[Date Prev][Date Next][Thread Prev][Thread Next][Date Index][Thread Index]

[PROPOSAL] Bundle splitting (https://s.apache.org/beam-checkpoint-and-split-bundles)

I build off of the work performed by Eugene et al. within Breaking the fusion barrier[2] and propose[1] a way of how to support splitting of bundles (primarily for SplittableDoFn) within the portability layer. This also builds off of a lot of past work[3, 4, 5, 6, 7] related to splitting.

Note that this proposal[1] discusses the portability API changes and "control" flow needed. It also discusses implementation details recommended during implementation by SDKs and runners. Interestingly, I believe there is a way to have a limited form of dynamic work rebalancing for all runners[8] that exist today that should be easily extensible by Runners to provide a meaningful solution but until implemented and tried out, hard to say what gains if any there could be. 

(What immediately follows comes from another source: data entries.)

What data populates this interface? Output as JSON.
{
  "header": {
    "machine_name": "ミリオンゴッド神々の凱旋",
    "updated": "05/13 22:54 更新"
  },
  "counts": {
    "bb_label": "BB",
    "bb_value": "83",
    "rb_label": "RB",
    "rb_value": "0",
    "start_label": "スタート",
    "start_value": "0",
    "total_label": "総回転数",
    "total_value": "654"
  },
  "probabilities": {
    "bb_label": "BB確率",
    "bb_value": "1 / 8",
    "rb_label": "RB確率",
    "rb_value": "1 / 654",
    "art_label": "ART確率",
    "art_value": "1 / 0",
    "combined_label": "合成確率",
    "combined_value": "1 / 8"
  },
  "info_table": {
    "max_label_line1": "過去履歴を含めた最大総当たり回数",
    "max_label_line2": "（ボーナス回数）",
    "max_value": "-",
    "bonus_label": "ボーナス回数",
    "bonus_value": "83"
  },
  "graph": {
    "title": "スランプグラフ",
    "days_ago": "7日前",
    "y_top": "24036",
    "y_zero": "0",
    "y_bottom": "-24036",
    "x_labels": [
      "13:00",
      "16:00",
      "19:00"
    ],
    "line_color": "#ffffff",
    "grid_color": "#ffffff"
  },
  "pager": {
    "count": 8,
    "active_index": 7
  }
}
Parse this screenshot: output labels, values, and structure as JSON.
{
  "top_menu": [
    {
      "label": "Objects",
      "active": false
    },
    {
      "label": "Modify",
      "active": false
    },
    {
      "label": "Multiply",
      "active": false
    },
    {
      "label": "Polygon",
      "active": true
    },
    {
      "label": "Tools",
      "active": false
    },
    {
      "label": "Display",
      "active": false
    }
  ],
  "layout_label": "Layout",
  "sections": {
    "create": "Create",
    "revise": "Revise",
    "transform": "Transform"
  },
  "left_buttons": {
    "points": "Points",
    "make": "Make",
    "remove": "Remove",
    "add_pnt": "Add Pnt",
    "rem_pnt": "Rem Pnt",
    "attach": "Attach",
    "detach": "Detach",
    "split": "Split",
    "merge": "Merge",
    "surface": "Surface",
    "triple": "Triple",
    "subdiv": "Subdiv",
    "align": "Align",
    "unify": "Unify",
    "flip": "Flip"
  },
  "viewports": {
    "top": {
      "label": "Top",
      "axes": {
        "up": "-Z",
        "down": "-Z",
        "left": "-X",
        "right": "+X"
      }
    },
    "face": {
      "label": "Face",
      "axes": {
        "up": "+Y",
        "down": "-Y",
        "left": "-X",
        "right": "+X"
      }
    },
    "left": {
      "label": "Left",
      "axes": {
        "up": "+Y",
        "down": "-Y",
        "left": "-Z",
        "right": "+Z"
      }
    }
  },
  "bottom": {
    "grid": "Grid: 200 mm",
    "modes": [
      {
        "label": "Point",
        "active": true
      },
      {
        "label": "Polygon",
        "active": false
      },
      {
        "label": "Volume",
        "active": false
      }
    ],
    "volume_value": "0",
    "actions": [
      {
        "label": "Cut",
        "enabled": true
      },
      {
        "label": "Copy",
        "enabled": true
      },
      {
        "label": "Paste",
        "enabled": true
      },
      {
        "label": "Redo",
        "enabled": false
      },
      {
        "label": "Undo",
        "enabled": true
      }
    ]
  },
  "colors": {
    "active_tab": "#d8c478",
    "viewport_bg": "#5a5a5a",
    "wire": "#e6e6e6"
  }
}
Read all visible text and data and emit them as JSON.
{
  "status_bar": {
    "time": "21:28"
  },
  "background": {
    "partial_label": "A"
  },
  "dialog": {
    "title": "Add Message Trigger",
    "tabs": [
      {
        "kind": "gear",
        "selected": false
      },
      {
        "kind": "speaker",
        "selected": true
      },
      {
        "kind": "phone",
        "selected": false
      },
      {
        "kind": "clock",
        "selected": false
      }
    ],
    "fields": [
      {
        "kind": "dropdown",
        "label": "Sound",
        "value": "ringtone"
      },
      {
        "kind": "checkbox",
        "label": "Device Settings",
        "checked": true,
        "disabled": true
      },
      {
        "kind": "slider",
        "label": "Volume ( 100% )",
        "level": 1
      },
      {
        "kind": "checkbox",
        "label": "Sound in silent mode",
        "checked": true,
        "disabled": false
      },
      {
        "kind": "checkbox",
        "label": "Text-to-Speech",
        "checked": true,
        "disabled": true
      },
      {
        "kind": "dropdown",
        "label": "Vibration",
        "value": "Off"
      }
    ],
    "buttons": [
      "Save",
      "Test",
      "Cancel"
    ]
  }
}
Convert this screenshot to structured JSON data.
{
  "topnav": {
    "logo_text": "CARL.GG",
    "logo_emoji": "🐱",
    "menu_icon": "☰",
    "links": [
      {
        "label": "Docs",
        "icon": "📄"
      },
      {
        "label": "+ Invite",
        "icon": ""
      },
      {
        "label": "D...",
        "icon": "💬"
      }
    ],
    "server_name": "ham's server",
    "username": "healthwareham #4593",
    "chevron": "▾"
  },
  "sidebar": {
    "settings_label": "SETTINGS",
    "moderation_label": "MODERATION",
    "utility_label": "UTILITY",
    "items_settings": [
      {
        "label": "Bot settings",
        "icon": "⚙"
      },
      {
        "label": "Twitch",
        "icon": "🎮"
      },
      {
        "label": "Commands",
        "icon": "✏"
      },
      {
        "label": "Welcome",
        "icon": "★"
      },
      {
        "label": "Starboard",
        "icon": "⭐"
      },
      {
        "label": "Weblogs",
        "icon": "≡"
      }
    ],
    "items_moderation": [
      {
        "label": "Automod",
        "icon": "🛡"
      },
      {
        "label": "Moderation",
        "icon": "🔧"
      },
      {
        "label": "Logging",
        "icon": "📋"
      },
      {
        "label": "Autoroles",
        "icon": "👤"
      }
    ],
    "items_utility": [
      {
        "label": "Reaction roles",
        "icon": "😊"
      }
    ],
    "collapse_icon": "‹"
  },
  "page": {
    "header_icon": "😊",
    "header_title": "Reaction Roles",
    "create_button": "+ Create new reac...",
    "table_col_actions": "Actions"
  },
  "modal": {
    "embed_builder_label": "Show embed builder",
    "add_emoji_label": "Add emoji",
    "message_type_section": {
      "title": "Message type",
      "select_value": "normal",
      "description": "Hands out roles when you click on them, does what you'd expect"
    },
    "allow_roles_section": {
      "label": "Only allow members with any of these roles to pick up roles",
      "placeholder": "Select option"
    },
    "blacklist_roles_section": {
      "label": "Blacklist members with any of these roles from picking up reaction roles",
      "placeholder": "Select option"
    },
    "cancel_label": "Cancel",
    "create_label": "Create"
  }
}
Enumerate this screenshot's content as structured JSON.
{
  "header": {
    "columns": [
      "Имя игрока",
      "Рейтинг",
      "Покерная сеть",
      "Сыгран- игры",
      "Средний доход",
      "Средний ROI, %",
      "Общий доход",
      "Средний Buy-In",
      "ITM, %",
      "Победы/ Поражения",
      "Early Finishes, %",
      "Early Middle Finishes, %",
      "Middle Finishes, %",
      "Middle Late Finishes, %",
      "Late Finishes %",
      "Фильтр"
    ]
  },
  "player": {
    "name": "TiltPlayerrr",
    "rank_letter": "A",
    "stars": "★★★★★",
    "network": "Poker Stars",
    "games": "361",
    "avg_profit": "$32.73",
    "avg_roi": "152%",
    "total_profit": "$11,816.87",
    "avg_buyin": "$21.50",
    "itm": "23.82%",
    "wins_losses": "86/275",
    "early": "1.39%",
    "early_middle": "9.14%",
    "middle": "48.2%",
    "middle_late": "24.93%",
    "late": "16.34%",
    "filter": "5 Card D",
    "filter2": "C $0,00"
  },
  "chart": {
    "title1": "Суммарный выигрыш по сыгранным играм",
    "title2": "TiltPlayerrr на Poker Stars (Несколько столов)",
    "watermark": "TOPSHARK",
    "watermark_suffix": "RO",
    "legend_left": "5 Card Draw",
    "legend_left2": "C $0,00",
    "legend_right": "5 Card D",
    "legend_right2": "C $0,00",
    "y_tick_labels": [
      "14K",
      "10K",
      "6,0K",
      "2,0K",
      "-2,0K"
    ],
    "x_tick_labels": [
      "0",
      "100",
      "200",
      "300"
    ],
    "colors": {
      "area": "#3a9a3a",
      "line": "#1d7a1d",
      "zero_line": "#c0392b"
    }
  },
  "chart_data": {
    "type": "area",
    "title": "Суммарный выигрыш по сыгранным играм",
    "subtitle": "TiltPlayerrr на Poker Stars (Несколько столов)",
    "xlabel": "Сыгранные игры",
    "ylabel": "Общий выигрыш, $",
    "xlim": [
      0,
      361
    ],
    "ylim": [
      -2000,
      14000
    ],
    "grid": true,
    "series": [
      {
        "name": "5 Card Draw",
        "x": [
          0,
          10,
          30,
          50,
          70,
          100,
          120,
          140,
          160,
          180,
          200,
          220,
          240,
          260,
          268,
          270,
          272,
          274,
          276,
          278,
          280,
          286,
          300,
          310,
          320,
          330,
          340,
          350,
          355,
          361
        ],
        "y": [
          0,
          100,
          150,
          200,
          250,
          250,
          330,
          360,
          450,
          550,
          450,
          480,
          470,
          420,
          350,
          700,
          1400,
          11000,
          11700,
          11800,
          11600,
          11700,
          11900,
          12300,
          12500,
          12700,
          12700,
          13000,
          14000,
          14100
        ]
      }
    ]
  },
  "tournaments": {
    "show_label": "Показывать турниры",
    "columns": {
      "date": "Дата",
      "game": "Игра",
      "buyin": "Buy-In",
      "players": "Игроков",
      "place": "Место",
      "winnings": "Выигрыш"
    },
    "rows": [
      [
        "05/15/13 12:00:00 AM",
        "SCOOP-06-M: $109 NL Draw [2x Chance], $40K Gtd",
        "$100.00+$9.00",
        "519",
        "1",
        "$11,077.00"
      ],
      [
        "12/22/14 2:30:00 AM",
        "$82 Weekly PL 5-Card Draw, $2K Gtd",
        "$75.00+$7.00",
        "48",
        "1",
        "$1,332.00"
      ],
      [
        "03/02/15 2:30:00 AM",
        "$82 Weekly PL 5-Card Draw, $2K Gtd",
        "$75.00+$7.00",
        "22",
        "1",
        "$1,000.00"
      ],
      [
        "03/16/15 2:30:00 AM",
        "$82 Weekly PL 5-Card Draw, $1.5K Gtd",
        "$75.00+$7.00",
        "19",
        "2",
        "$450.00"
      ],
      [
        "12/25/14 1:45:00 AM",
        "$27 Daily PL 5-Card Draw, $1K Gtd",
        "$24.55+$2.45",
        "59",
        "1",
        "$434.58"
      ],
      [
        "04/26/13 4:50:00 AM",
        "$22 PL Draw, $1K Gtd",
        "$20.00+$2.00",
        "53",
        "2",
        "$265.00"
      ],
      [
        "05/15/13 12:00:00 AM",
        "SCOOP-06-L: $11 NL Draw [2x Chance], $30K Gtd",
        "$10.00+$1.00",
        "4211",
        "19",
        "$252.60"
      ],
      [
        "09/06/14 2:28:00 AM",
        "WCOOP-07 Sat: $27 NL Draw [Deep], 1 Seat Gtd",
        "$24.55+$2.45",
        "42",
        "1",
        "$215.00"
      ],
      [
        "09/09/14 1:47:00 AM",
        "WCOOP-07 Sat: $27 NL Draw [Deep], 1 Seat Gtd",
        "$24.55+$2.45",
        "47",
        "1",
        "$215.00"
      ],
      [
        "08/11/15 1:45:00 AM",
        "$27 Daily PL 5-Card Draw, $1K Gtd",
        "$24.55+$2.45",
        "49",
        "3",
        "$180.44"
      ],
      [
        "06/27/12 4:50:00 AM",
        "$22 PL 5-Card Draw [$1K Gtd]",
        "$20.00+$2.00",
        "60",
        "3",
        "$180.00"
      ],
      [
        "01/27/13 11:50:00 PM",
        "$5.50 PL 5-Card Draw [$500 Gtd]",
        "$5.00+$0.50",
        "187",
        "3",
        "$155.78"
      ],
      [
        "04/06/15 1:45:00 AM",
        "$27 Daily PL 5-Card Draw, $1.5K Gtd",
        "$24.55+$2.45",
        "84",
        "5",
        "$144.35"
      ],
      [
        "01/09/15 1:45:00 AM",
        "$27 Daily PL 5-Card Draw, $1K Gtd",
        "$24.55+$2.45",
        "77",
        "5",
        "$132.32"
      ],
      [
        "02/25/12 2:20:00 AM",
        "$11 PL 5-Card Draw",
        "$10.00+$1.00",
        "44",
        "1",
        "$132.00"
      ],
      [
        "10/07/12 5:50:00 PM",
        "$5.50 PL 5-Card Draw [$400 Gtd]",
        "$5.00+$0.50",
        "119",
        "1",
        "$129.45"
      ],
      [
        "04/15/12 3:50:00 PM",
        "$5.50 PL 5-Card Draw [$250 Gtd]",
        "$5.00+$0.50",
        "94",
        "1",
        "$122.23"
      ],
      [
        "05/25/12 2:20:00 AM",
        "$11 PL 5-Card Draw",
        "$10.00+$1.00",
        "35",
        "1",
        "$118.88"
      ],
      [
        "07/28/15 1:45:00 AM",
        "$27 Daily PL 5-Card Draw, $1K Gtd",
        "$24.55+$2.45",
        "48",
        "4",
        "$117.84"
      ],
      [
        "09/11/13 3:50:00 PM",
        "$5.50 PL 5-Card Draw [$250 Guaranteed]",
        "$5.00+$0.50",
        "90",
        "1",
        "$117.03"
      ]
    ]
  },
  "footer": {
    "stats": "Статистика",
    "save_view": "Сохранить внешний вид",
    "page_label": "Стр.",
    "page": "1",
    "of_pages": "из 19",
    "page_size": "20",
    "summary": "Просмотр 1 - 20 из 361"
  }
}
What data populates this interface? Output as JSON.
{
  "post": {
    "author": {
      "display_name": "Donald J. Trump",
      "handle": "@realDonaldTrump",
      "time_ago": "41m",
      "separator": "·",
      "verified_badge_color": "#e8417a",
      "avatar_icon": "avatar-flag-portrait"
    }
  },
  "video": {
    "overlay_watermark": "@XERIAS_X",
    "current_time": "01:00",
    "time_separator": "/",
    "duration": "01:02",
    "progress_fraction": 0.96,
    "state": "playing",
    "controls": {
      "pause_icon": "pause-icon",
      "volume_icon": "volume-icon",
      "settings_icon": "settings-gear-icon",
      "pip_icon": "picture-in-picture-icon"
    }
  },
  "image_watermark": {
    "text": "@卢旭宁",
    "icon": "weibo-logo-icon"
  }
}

Note that follow-up proposals/discussions about any SplittableDoFn API changes specific to each language implementation should follow by those interested in getting SplittableDoFn working with portability. There are a few that are needed to support backlog reporting/splitting at backlog[6] and also bundle finalization[9].

This topic has a lot of historical context so I apologize upfront for the complicated read, but feel free to comment on the doc or this thread.